One defamation lawsuit in the US is attempting to unravel the complex relationship between the anonymous avatars forum members live by and the law that is meant to otherwise govern them, including First Amendment freedom of speech protections. In the process the case is “unmasking the norms of online commenting,” Wired.com reported late last month.

The case goes back to 2005, when a female Yale University law student –identified in court documents as Jane Doe I – discovered a thread on AutoAdmit.com discussing her impending arrival at the Ivy League law school. “Stupid bitch to attend law school” was the charming thread topic on a site that claims to be “the most prestigious law school discussion board in the world”.

Posts therein included the full name of the woman, comments such as “I think I will sodomise her. Repeatedly”. A second woman, Jane Doe II, received similar treatment in January 2007. “Women named Jill and Hillary should be raped,” forum member AK-47 boldly stated in their attack on the female law students.

Attempts by the women to get the forum administrators to remove the offending threads failed but then it became front-page news for The Washington Post.

StanfordUniversity and Yale law professors helped the women file the federal lawsuit in June 2007 seeking hundreds of thousands of dollars in damages. And in January this year a federal court allowed the team to subpoena internet service providers and webmail vendors, allowing them to pin down the real world identities of AK-47 and a number of other forum trolls.
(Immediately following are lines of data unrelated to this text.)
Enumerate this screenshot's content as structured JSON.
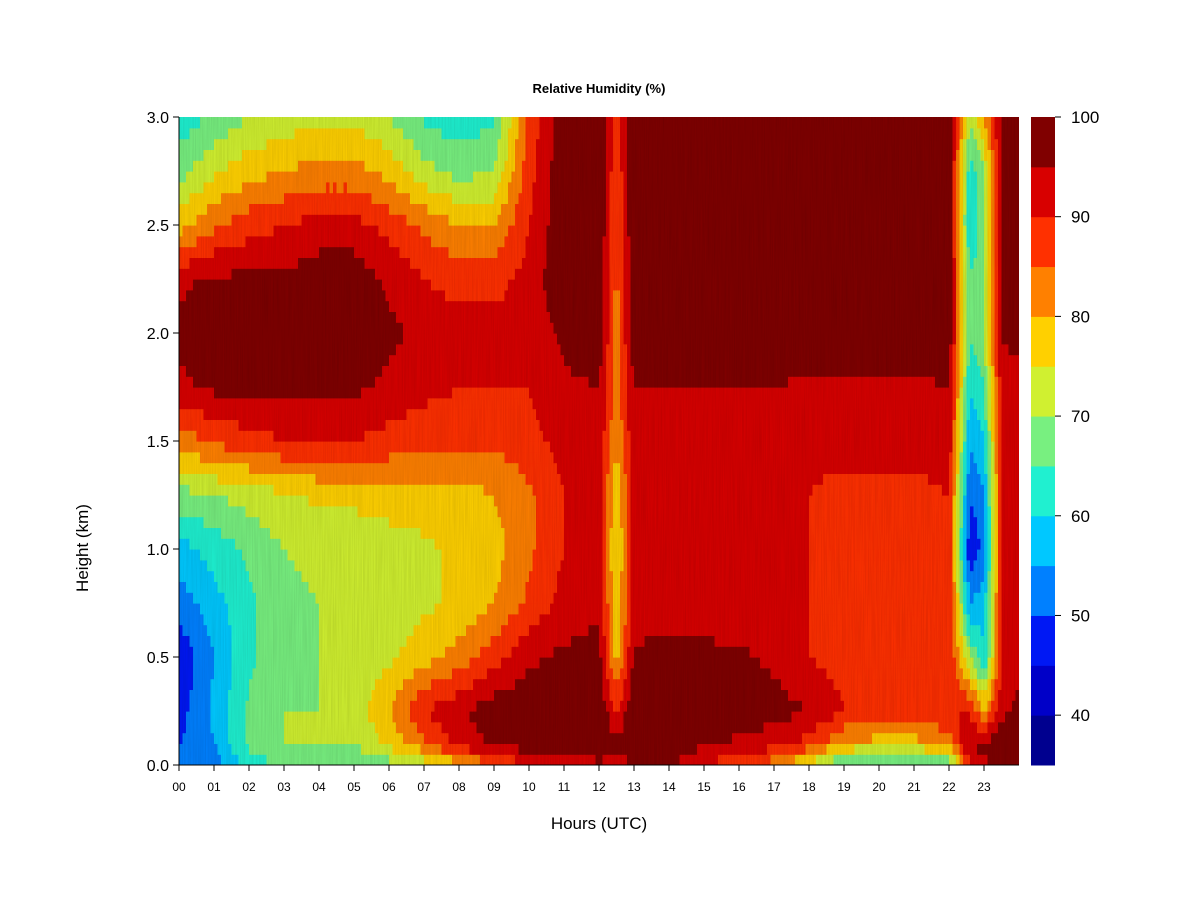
{
  "chart_data": {
    "type": "heatmap",
    "title": "Relative Humidity (%)",
    "xlabel": "Hours (UTC)",
    "ylabel": "Height (km)",
    "xlim": [
      0,
      24
    ],
    "ylim": [
      0.0,
      3.0
    ],
    "x_ticks": [
      "00",
      "01",
      "02",
      "03",
      "04",
      "05",
      "06",
      "07",
      "08",
      "09",
      "10",
      "11",
      "12",
      "13",
      "14",
      "15",
      "16",
      "17",
      "18",
      "19",
      "20",
      "21",
      "22",
      "23"
    ],
    "y_ticks": [
      "0.0",
      "0.5",
      "1.0",
      "1.5",
      "2.0",
      "2.5",
      "3.0"
    ],
    "y_tick_values": [
      0.0,
      0.5,
      1.0,
      1.5,
      2.0,
      2.5,
      3.0
    ],
    "colorbar": {
      "levels": [
        35,
        40,
        45,
        50,
        55,
        60,
        65,
        70,
        75,
        80,
        85,
        90,
        95,
        100
      ],
      "colors": [
        "#00008f",
        "#0000c8",
        "#0018f4",
        "#0080ff",
        "#00c8ff",
        "#20f0d0",
        "#78f080",
        "#d0f030",
        "#ffd000",
        "#ff8000",
        "#ff3000",
        "#d80000",
        "#800000"
      ],
      "tick_labels": [
        "40",
        "50",
        "60",
        "70",
        "80",
        "90",
        "100"
      ],
      "tick_values": [
        40,
        50,
        60,
        70,
        80,
        90,
        100
      ]
    },
    "hours": [
      0,
      1,
      2,
      3,
      4,
      5,
      6,
      7,
      8,
      9,
      10,
      11,
      12,
      12.5,
      13,
      13.5,
      14,
      15,
      16,
      17,
      18,
      19,
      20,
      21,
      22,
      22.6,
      23,
      23.5,
      24
    ],
    "heights_km": [
      0.0,
      0.1,
      0.25,
      0.5,
      0.75,
      1.0,
      1.25,
      1.5,
      1.75,
      2.0,
      2.25,
      2.5,
      2.75,
      3.0
    ],
    "rh_grid_rows_by_height": [
      [
        50,
        52,
        62,
        66,
        66,
        66,
        68,
        72,
        78,
        84,
        90,
        92,
        94,
        92,
        96,
        97,
        96,
        90,
        86,
        82,
        74,
        62,
        62,
        62,
        64,
        90,
        94,
        96,
        96
      ],
      [
        50,
        55,
        66,
        70,
        70,
        70,
        76,
        84,
        92,
        96,
        98,
        98,
        99,
        96,
        99,
        99,
        98,
        96,
        94,
        92,
        88,
        80,
        78,
        78,
        82,
        96,
        96,
        98,
        98
      ],
      [
        48,
        56,
        66,
        70,
        70,
        72,
        80,
        90,
        94,
        98,
        99,
        99,
        99,
        90,
        99,
        99,
        99,
        99,
        98,
        97,
        95,
        90,
        88,
        88,
        90,
        90,
        80,
        94,
        96
      ],
      [
        46,
        55,
        64,
        68,
        70,
        72,
        74,
        78,
        82,
        88,
        94,
        96,
        97,
        78,
        96,
        96,
        96,
        96,
        96,
        94,
        90,
        88,
        88,
        88,
        90,
        70,
        60,
        90,
        94
      ],
      [
        52,
        58,
        64,
        68,
        70,
        70,
        72,
        74,
        76,
        80,
        86,
        92,
        94,
        76,
        92,
        93,
        93,
        93,
        92,
        92,
        90,
        88,
        88,
        88,
        90,
        55,
        58,
        90,
        94
      ],
      [
        58,
        62,
        66,
        70,
        72,
        72,
        72,
        74,
        76,
        78,
        84,
        90,
        92,
        74,
        92,
        92,
        92,
        92,
        92,
        92,
        90,
        88,
        88,
        88,
        90,
        45,
        52,
        90,
        94
      ],
      [
        68,
        70,
        72,
        74,
        76,
        76,
        78,
        78,
        78,
        80,
        84,
        90,
        92,
        76,
        92,
        92,
        92,
        92,
        92,
        92,
        90,
        88,
        88,
        88,
        90,
        50,
        55,
        90,
        94
      ],
      [
        82,
        86,
        88,
        90,
        90,
        90,
        88,
        86,
        86,
        86,
        88,
        92,
        94,
        80,
        94,
        94,
        94,
        94,
        94,
        94,
        92,
        92,
        92,
        92,
        94,
        55,
        60,
        90,
        94
      ],
      [
        94,
        96,
        96,
        96,
        96,
        96,
        94,
        92,
        90,
        90,
        90,
        94,
        95,
        82,
        95,
        95,
        95,
        95,
        95,
        95,
        94,
        94,
        94,
        94,
        95,
        60,
        65,
        92,
        94
      ],
      [
        96,
        98,
        98,
        98,
        98,
        98,
        96,
        94,
        92,
        92,
        92,
        96,
        99,
        82,
        99,
        99,
        99,
        99,
        99,
        99,
        99,
        99,
        99,
        99,
        99,
        65,
        70,
        96,
        96
      ],
      [
        94,
        96,
        96,
        96,
        98,
        98,
        94,
        90,
        88,
        88,
        92,
        99,
        99,
        84,
        99,
        99,
        99,
        99,
        99,
        99,
        99,
        99,
        99,
        99,
        99,
        65,
        70,
        96,
        98
      ],
      [
        78,
        84,
        88,
        90,
        92,
        92,
        88,
        84,
        80,
        80,
        90,
        99,
        99,
        86,
        99,
        99,
        99,
        99,
        99,
        99,
        99,
        99,
        99,
        99,
        99,
        60,
        68,
        96,
        98
      ],
      [
        68,
        74,
        78,
        80,
        82,
        82,
        78,
        72,
        68,
        70,
        88,
        99,
        99,
        86,
        99,
        99,
        99,
        99,
        99,
        99,
        99,
        99,
        99,
        99,
        99,
        62,
        70,
        96,
        98
      ],
      [
        62,
        66,
        70,
        72,
        74,
        74,
        70,
        64,
        62,
        64,
        86,
        99,
        99,
        88,
        99,
        99,
        99,
        99,
        99,
        99,
        99,
        99,
        99,
        99,
        99,
        70,
        80,
        96,
        98
      ]
    ]
  }
}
The Jane Does claim that the AutoAdmit.com posts appear in the first pages of search engine results for searches for their names, which they claim has had a negative effect on their professional and personal lives –including the loss of job offers. Of course, now the trolls are likely to be named and shamed by both their user names and whatever name their employers, teachers and mothers know them by. The case is yet to go to trial.

Quotes of the month

Qantas CEO, Geoff Dixon

“However, the facts are that oil prices staying at over $US140-plus a barrel has changed forever the way we do business.”

ANZ CEO, Mike Smith

“The rest of the western world is in severe financial crisis, in Australia we are trying to deal with the problem of success.”